I have 3 questions regarding subclassing of scipy.stats.rv_continuous. My goal is to code a statistical mixture model of a truncated normal distribution, a truncated exponential distribution and 2 uniform distributions.
1) Why is drawing random variates via mm_model.rvs(size = 1000) so extremely slow? I read something about performance issues in the documentary, but I was really surprised.
2) After drawing random variates via mm_model.rvs(size = 1000) I get this IntegrationWarning?
IntegrationWarning: The maximum number of subdivisions (50) has been achieved. If increasing the limit yields no improvement it is advised to analyze the integrand in order to determine the difficulties. If the position of a local difficulty can be determined (singularity, discontinuity) one will probably gain from splitting up the interval and calling the integrator on the subranges. Perhaps a special-purpose integrator should be used. warnings.warn(msg, IntegrationWarning)
3) I read in the documentary that I can transmit parameters to the pdf via the "shape" parameter. I tried to adjust my pdf and set the shape parameter but it did not work. Could someone explain it?
Thanks for any help.
def trunc_norm(z,low_bound,up_bound,mu,sigma):
a = (low_bound - mu) / sigma
b = (up_bound - mu) / sigma
return stats.truncnorm.pdf(z,a,b,loc=mu,scale=sigma)

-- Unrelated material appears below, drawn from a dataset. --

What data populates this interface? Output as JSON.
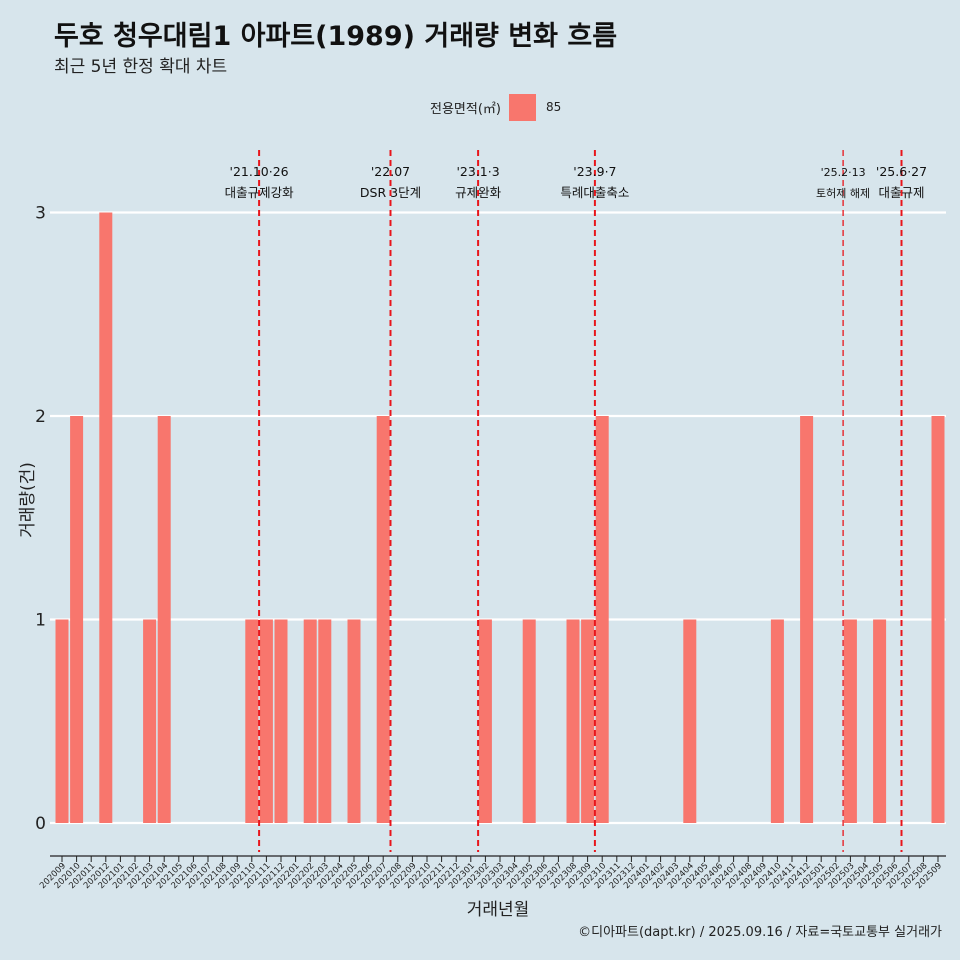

def trunc_exp(z,up_bound,lam):
return stats.truncexpon.pdf(z,b=up_bound*lam,scale=1/lam)
def uniform(z,a,b):
return stats.uniform.pdf(z,loc=a,scale=(b-a))
class Measure_mixture_model(stats.rv_continuous):
def _pdf(self,z):
z_true = 8
z_min = 0
z_max = 10
p_hit = 0.7
p_short = 0.1
p_max = 0.1
p_rand = 0.1
sig_hit = 1
lambda_short = 0.5
sum_p = p_hit + p_short + p_max + p_rand
if sum_p < 0.99 or 1.01 < sum_p:
misc.eprint("apriori probabilities p_hit, p_short, p_max, p_rand have to be 1!")
return None
pdf_hit = trunc_norm(z,z_min,z_max,z_true,sig_hit)

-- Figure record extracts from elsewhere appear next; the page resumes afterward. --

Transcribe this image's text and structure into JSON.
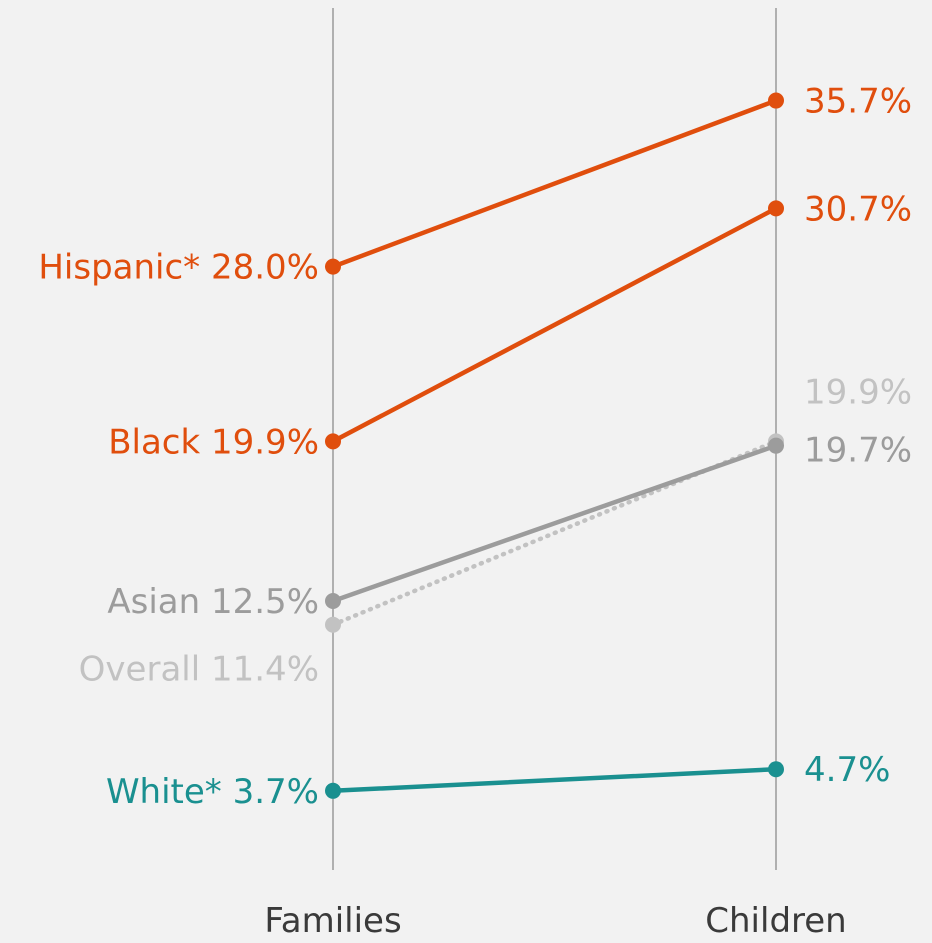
{
  "colors": {
    "background": "#f2f2f2",
    "axis": "#9a9a9a",
    "highlight": "#e04e0d",
    "asian": "#9c9c9c",
    "overall": "#c2c2c2",
    "white": "#1a9090",
    "axis_label": "#3a3a3a"
  },
  "chart_data": {
    "type": "line",
    "title": "",
    "xlabel": "",
    "ylabel": "",
    "categories": [
      "Families",
      "Children"
    ],
    "ylim": [
      0,
      40
    ],
    "grid": false,
    "legend": "none",
    "series": [
      {
        "name": "Hispanic*",
        "values": [
          28.0,
          35.7
        ],
        "left_label": "Hispanic* 28.0%",
        "right_label": "35.7%",
        "color": "#e04e0d",
        "style": "solid"
      },
      {
        "name": "Black",
        "values": [
          19.9,
          30.7
        ],
        "left_label": "Black 19.9%",
        "right_label": "30.7%",
        "color": "#e04e0d",
        "style": "solid"
      },
      {
        "name": "Asian",
        "values": [
          12.5,
          19.7
        ],
        "left_label": "Asian 12.5%",
        "right_label": "19.7%",
        "color": "#9c9c9c",
        "style": "solid"
      },
      {
        "name": "Overall",
        "values": [
          11.4,
          19.9
        ],
        "left_label": "Overall 11.4%",
        "right_label": "19.9%",
        "color": "#c2c2c2",
        "style": "dotted"
      },
      {
        "name": "White*",
        "values": [
          3.7,
          4.7
        ],
        "left_label": "White* 3.7%",
        "right_label": "4.7%",
        "color": "#1a9090",
        "style": "solid"
      }
    ]
  }
}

pdf_short = trunc_exp(z,z_true,lambda_short)
pdf_max = uniform(z,0.99*z_max,z_max)
pdf_rand = uniform(z,z_min,z_max)
pdf = p_hit * pdf_hit + p_short * pdf_short + p_max * pdf_max + p_rand * pdf_rand
return pdf
#mm_model = Measure_mixture_model(shapes='z_true,z_min,z_max,p_hit,p_short,p_max,p_rand,sig_hit,lambda_short')

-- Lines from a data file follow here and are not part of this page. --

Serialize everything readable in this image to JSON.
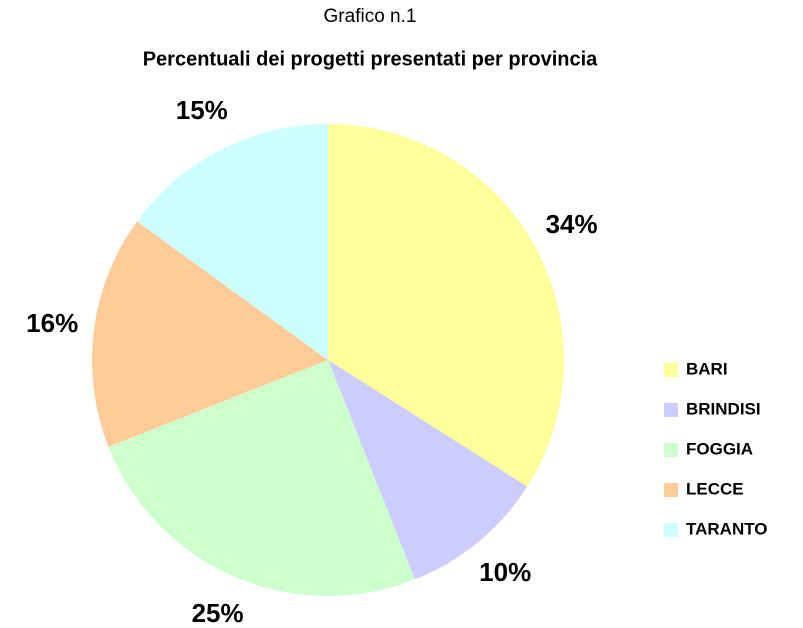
{
  "chart_data": {
    "type": "pie",
    "subtitle": "Grafico n.1",
    "title": "Percentuali dei progetti presentati per provincia",
    "categories": [
      "BARI",
      "BRINDISI",
      "FOGGIA",
      "LECCE",
      "TARANTO"
    ],
    "values": [
      34,
      10,
      25,
      16,
      15
    ],
    "value_labels": [
      "34%",
      "10%",
      "25%",
      "16%",
      "15%"
    ],
    "colors": [
      "#ffff99",
      "#ccccff",
      "#ccffcc",
      "#ffcc99",
      "#ccffff"
    ],
    "legend": "right"
  }
}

mm_model = Measure_mixture_model()
z = np.linspace(-1,11,1000)
samples = mm_model.pdf(z)
plt.plot(z,samples)
plt.show()
rand_samples = mm_model.rvs(size = 1000)
bins = np.linspace(-1, 11, 100)
plt.hist(rand_samples,bins)
plt.title("measure mixture model")
plt.xlabel("z: measurement")
plt.ylabel("p: relative frequency")
plt.show()